The State Department doesn’t dispute the hazards.
“We recognize that it is currently extremely difficult for Afghans to obtain a visa to a third country or find a way to enter a third country and may face significant challenges to fleeing to safety,” a State Department spokesman said in an email to NPR, adding that the department has increased resources to process visas more expeditiously. “We also particularly urge states to uphold their respective obligations to not return Afghan refugees or asylum seekers to persecution or torture.”
With few ways out, advocates and analysts worry about where former members of this former fighting force may turn if they are indefinitely unemployed and ostracized.
The commando says other Afghan military veterans have contacted him with information on how to join Russia’s military. They escaped to Iran and were recruited there, but he says it’s out of the question for him.
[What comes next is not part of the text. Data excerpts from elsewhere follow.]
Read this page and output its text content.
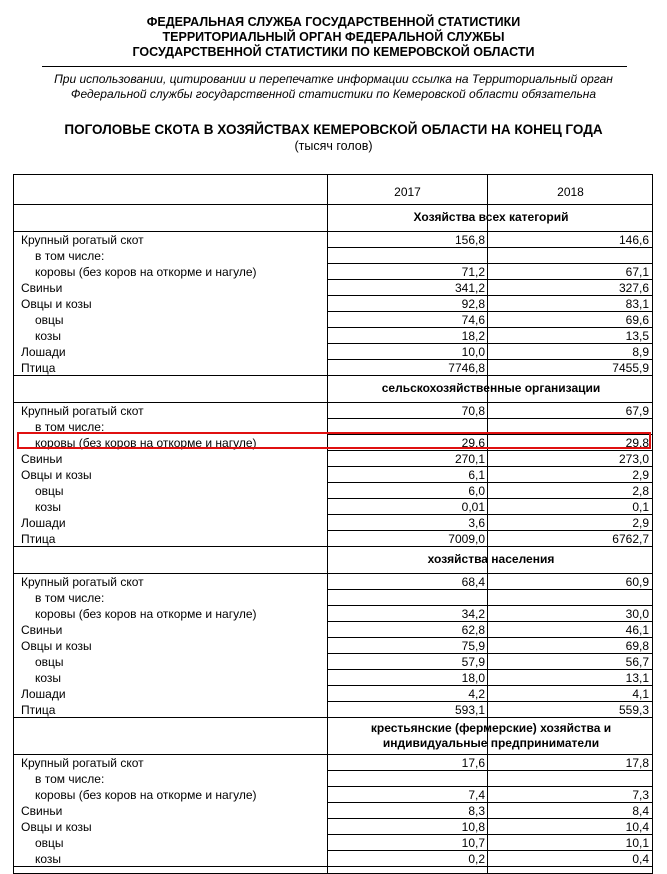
ФЕДЕРАЛЬНАЯ СЛУЖБА ГОСУДАРСТВЕННОЙ СТАТИСТИКИ
ТЕРРИТОРИАЛЬНЫЙ ОРГАН ФЕДЕРАЛЬНОЙ СЛУЖБЫ
ГОСУДАРСТВЕННОЙ СТАТИСТИКИ ПО КЕМЕРОВСКОЙ ОБЛАСТИ
При использовании, цитировании и перепечатке информации ссылка на Территориальный орган
Федеральной службы государственной статистики по Кемеровской области обязательна
ПОГОЛОВЬЕ СКОТА В ХОЗЯЙСТВАХ КЕМЕРОВСКОЙ ОБЛАСТИ НА КОНЕЦ ГОДА
(тысяч голов)
2017	2018
Хозяйства всех категорий
Крупный рогатый скот	156,8	146,6
в том числе:
коровы (без коров на откорме и нагуле)	71,2	67,1
Свиньи	341,2	327,6
Овцы и козы	92,8	83,1
овцы	74,6	69,6
козы	18,2	13,5
Лошади	10,0	8,9
Птица	7746,8	7455,9
сельскохозяйственные организации
Крупный рогатый скот	70,8	67,9
в том числе:
коровы (без коров на откорме и нагуле)	29,6	29,8
Свиньи	270,1	273,0
Овцы и козы	6,1	2,9
овцы	6,0	2,8
козы	0,01	0,1
Лошади	3,6	2,9
Птица	7009,0	6762,7
хозяйства населения
Крупный рогатый скот	68,4	60,9
в том числе:
коровы (без коров на откорме и нагуле)	34,2	30,0
Свиньи	62,8	46,1
Овцы и козы	75,9	69,8
овцы	57,9	56,7
козы	18,0	13,1
Лошади	4,2	4,1
Птица	593,1	559,3
крестьянские (фермерские) хозяйства и
индивидуальные предприниматели
Крупный рогатый скот	17,6	17,8
в том числе:
коровы (без коров на откорме и нагуле)	7,4	7,3
Свиньи	8,3	8,4
Овцы и козы	10,8	10,4
овцы	10,7	10,1
козы	0,2	0,4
“I will never join a force that’s working against America,” he says, acknowledging that others who have families to support may not be in a position to turn down the proposition.
“That Afghans would find themselves taking salaries to work on the side of a country that invaded them in the ’80s and committed terrible atrocities — the working calculus is going to be ‘How do I feed my family and how do I survive,'” says Douglas London, ex-CIA chief of counter-terrorism for South and Southwest Asia. “It is in the interest of our national security to try to mitigate against the risk of these folks working for adversaries.“
Some in menial jobs consider themselves lucky
On the outskirts of Kabul, 36-year-old Siraj Zamanzai is trying to make the best of his new life.
After a year of unemployment, the former army captain recently found a job as a shopkeeper’s assistant at a secondhand store, where he earns $3 a day unboxing used appliances imported from Japan.
Even though Afghan troops were often not paid on time and the size and strength of the fighting force was frequently overstated by U.S. and Afghan officials, it was work that Zamanzai took great pride in for the 12 years he served.
“We were valuable people who made a lot of sacrifices to serve our country, and now look at us — look at me,” he says.
But that’s as far as his criticisms go.
He treads carefully talking about the Taliban, focusing on how “both sides lost too many martyrs in the war.” He casts doubt on allegations of Taliban mistreatment that he says he “must see for himself to believe.”
Zamanzai considers himself among the lucky ones.
“At least I’m in a position to help my family survive,” he says at the start of his 12-hour work day. “So many other families lost their fathers or husbands in the war and are out there begging on the streets.”